Today's rising violence is but the refocusing of an old, old pattern, in some cosmic bedspring when some god or other stubbed a toe. We have not, humanity has not, gotten beyond the depression phase of grief at this horrible aberration, much less an undistorted perception of the whole pattern. And "aberration" it is, not "normalcy" or anything like it. It's now generally accepted that for ninety-nine percent of our existence as Homo Sapiens, there was no war as we know it now, enemies committed to absolute destruction of the Other. It is a cultural disease, and very close to terminal. The patterns of cultural conflict, and the greater, deeper patterns of compassion and generosity, should be obvious by now. But these are patterns of fractal complexity, with attractor-basins and changing signal-to-noise ratios, much like the patterns of firing neurons in the brain. Thoughts and sensations arising in the noise. White noise.
Comprehension comes late in life to almost all of us. There are notable exceptions, and they are precious treasures. Greta Thunberg. Emma Gonzales. Ms. Greenidge may be another. Every gender (seven, last count?), every age, every cultural variety of human being produces these extraordinary people, to light the way. We are all born with this capacity, whatever toxic waste-dump we happen to be born in.

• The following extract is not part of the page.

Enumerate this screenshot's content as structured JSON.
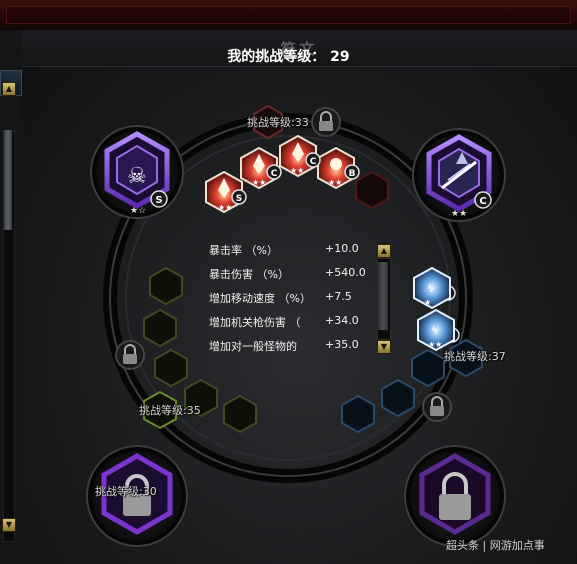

It's too late for some grand mobilization, to avert extinction. It's not too late for a cultural evolution, and if that's happening now, I doubt if we would be able to see it without a Fractal-O-Scope or something. If it's not happening, it's pretty much too late now. But we do have influence in this. It's in the basics. Dialing back the stress-levels. Learning about the impacts of trauma in childhood. Just remembering our own parents were pimply-faced teenagers when they had us, helps more than we might imagine.

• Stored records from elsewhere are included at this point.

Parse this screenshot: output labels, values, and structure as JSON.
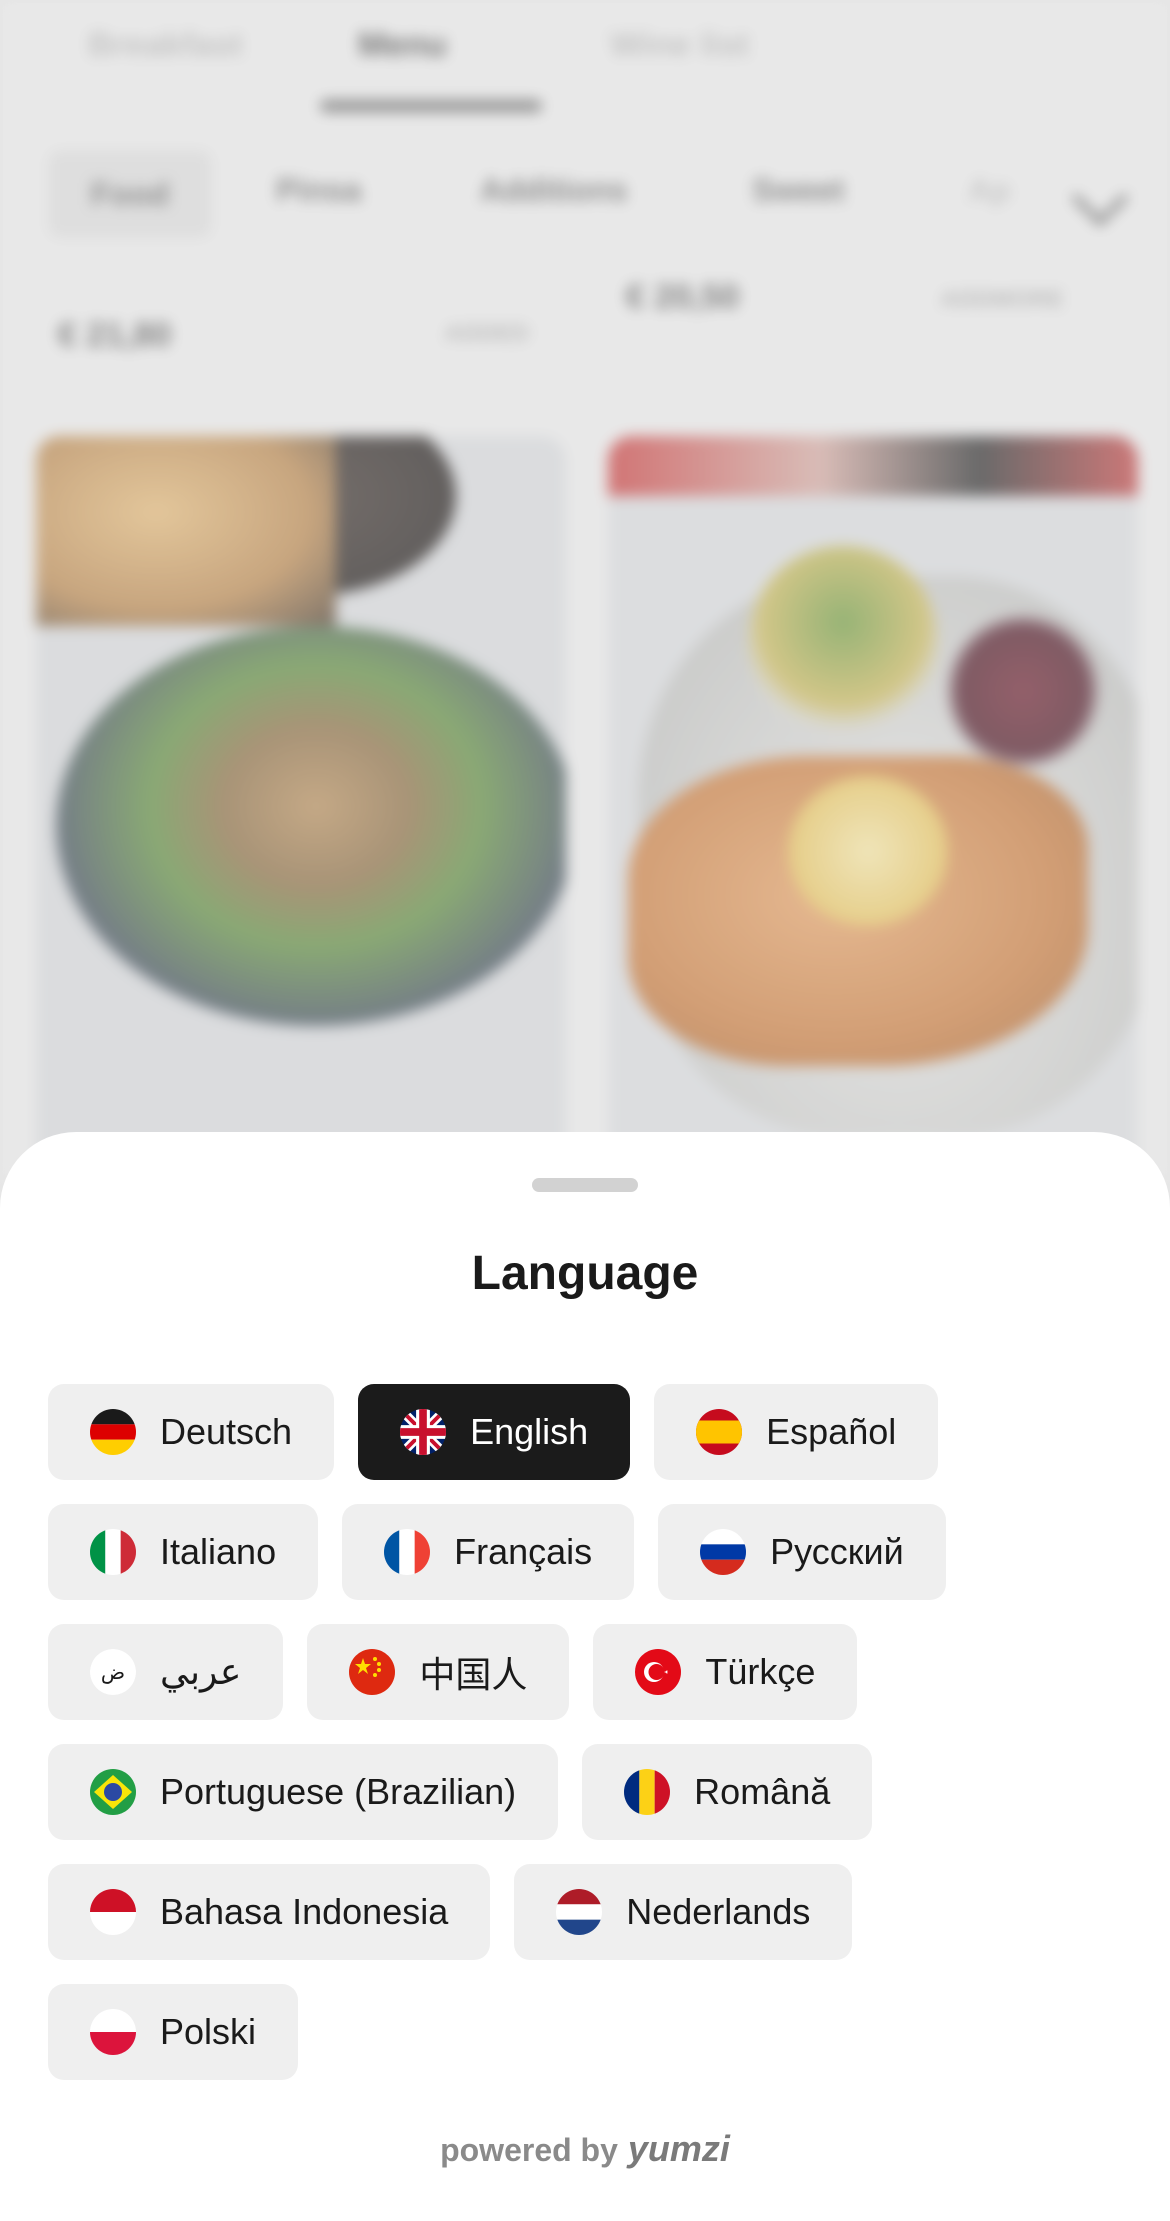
{
  "background": {
    "tabs": [
      "Breakfast",
      "Menu",
      "Wine list"
    ],
    "categories": [
      "Food",
      "Pinsa",
      "Additions",
      "Sweet",
      "Ap"
    ],
    "prices": [
      "€ 21,80",
      "€ 20,50"
    ],
    "price_tags": [
      "ADDED",
      "ADDMORE"
    ]
  },
  "sheet": {
    "title": "Language",
    "powered_by": "powered by",
    "brand": "yumzi"
  },
  "languages": [
    {
      "label": "Deutsch",
      "flag": "de-flag-icon"
    },
    {
      "label": "English",
      "flag": "gb-flag-icon",
      "selected": true
    },
    {
      "label": "Español",
      "flag": "es-flag-icon"
    },
    {
      "label": "Italiano",
      "flag": "it-flag-icon"
    },
    {
      "label": "Français",
      "flag": "fr-flag-icon"
    },
    {
      "label": "Русский",
      "flag": "ru-flag-icon"
    },
    {
      "label": "عربي",
      "flag": "ar-icon",
      "icon_text": "ض"
    },
    {
      "label": "中国人",
      "flag": "cn-flag-icon"
    },
    {
      "label": "Türkçe",
      "flag": "tr-flag-icon"
    },
    {
      "label": "Portuguese (Brazilian)",
      "flag": "br-flag-icon"
    },
    {
      "label": "Română",
      "flag": "ro-flag-icon"
    },
    {
      "label": "Bahasa Indonesia",
      "flag": "id-flag-icon"
    },
    {
      "label": "Nederlands",
      "flag": "nl-flag-icon"
    },
    {
      "label": "Polski",
      "flag": "pl-flag-icon"
    }
  ],
  "colors": {
    "selected_chip": "#1b1b1b",
    "chip": "#efefef"
  }
}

In our brains, whatever we're thinking about is signal, and the other stuff is still vibrating in the background, with the rest of the noise. That's how we store memories. Neural tissue contains an incomprehensibly large number of special cells that sustain electrochemical pulses and waves, that form patterns, and patterns of patterns, of patterns. That's where the future and the past and the present all live right now, in our brains. Right here, right now. Patterns of firing neurons. As long as blood sugar and oxygen are available to the brain, we have a lot to say about how life is. Or how it seems to be.